Centrafrique : et si Abdoul Karim Meckassoua devenait le nouveau Président de la Transition ?

Kangbi-ndara.com / A l'allure où les récentes informations deviennent de plus en plus alarmantes, il est clair que le besoin d'un leader impavide se fait sentir en République centrafricaine.

meckassoua

Malgré que les bruits de bottes se fassent  entendre dans certaines régions de la Centrafrique, le pouvoir de Samba Panza trépigne  sans une avancée significative. Le constat est amer car  la transition s'enlise au fur et à mesure. Sans doute, il faut un homme à poigne pour sortir le pays de cette crise qui n'a que trop duré. Il faut également un leader qui jouit d'une bonne réputation pour attirer davantage les investisseurs internationaux. On ne le dira jamais assez, il faut une personnalité rigoureuse qui pourrait utiliser à bon escient les fonds alloués par la Communauté internationale en vue de mettre un terme au  détournement des recettes de l'état.
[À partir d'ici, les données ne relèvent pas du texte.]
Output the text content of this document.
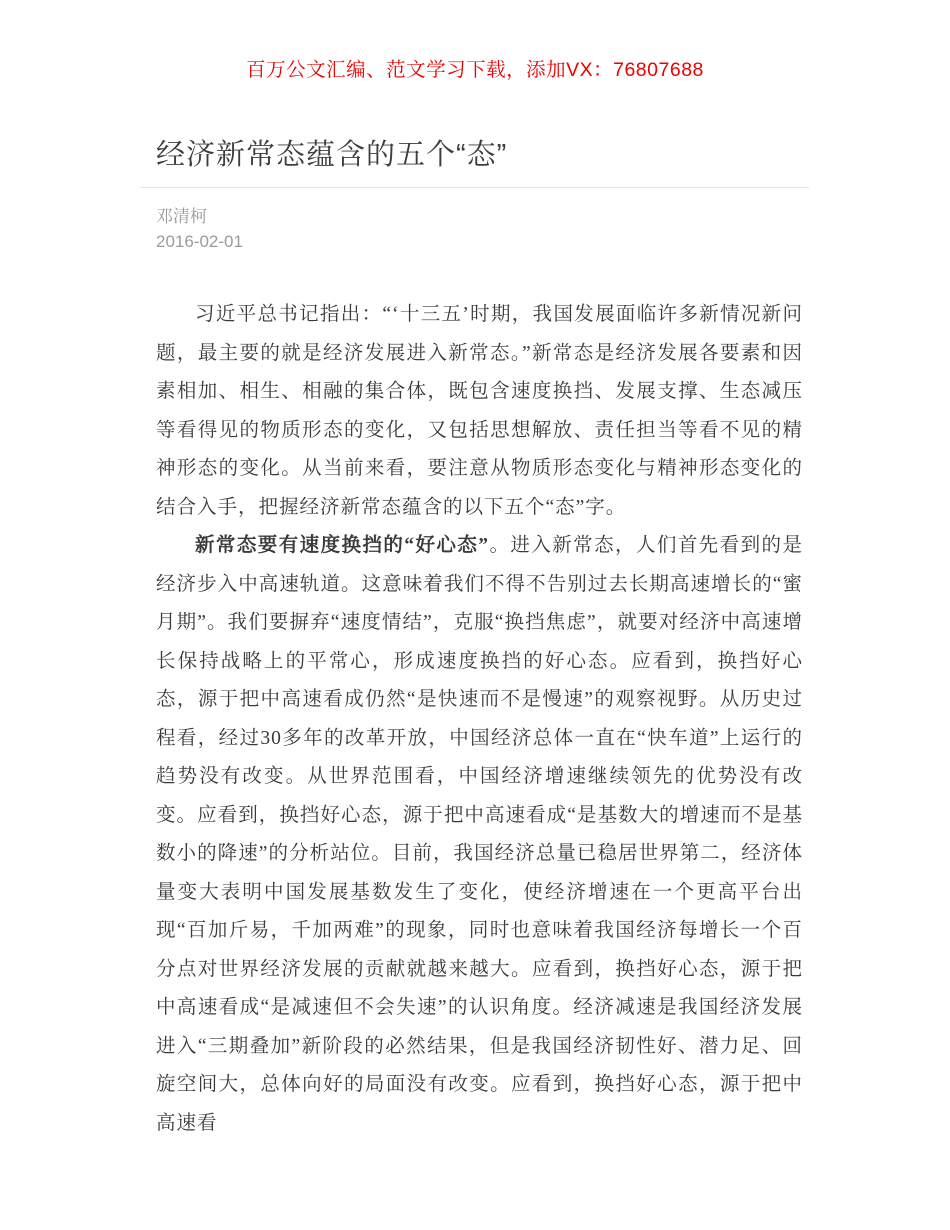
百万公文汇编、范文学习下载，添加VX：76807688
经济新常态蕴含的五个“态”
邓清柯
2016-02-01

习近平总书记指出：“‘十三五’时期，我国发展面临许多新情况新问题，最主要的就是经济发展进入新常态。”新常态是经济发展各要素和因素相加、相生、相融的集合体，既包含速度换挡、发展支撑、生态减压等看得见的物质形态的变化，又包括思想解放、责任担当等看不见的精神形态的变化。从当前来看，要注意从物质形态变化与精神形态变化的结合入手，把握经济新常态蕴含的以下五个“态”字。

新常态要有速度换挡的“好心态”。进入新常态，人们首先看到的是经济步入中高速轨道。这意味着我们不得不告别过去长期高速增长的“蜜月期”。我们要摒弃“速度情结”，克服“换挡焦虑”，就要对经济中高速增长保持战略上的平常心，形成速度换挡的好心态。应看到，换挡好心态，源于把中高速看成仍然“是快速而不是慢速”的观察视野。从历史过程看，经过30多年的改革开放，中国经济总体一直在“快车道”上运行的趋势没有改变。从世界范围看，中国经济增速继续领先的优势没有改变。应看到，换挡好心态，源于把中高速看成“是基数大的增速而不是基数小的降速”的分析站位。目前，我国经济总量已稳居世界第二，经济体量变大表明中国发展基数发生了变化，使经济增速在一个更高平台出现“百加斤易，千加两难”的现象，同时也意味着我国经济每增长一个百分点对世界经济发展的贡献就越来越大。应看到，换挡好心态，源于把中高速看成“是减速但不会失速”的认识角度。经济减速是我国经济发展进入“三期叠加”新阶段的必然结果，但是我国经济韧性好、潜力足、回旋空间大，总体向好的局面没有改变。应看到，换挡好心态，源于把中高速看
Qu'on le veuille ou pas, il faut un leader capable d'instaurer un dialogue permanent entre les antagonistes de la crise. Ce leader doit en plus rassurer toute la classe politique afin qu'elle parle désormais d'une même voix.

En vérité, la Centrafrique a tellement souffert qu'elle n'a plus droit à l'erreur. L'amateurisme, l'incompétence et l'inaction ne  doivent plus exister dans ce pays qui a longtemps surfé sur la corde de l'injustice sociale. Lorsqu'on observe de près l'environnement économique avec ses cortèges de fraudes, de ponction des deniers publics et de clientélisme alors que le pays est dans un état comateux, nous devrions dire à l'unisson :" ça suffit".54 après les indépendances, le pays est encore sous perfusion totale de la Communauté Internationale. Malgré l'appui multiforme des instances internationales, les Autorités de Bangui peinent à diriger convenablement le pays. Au lieu de réconcilier les Centrafricains entre eux et de poser les jalons de la reconstruction nationale, elles passent le temps à bâtir leurs comptes en banque. A peine élue, la Présidente et ses sbires sont devenus plus riches que le pays.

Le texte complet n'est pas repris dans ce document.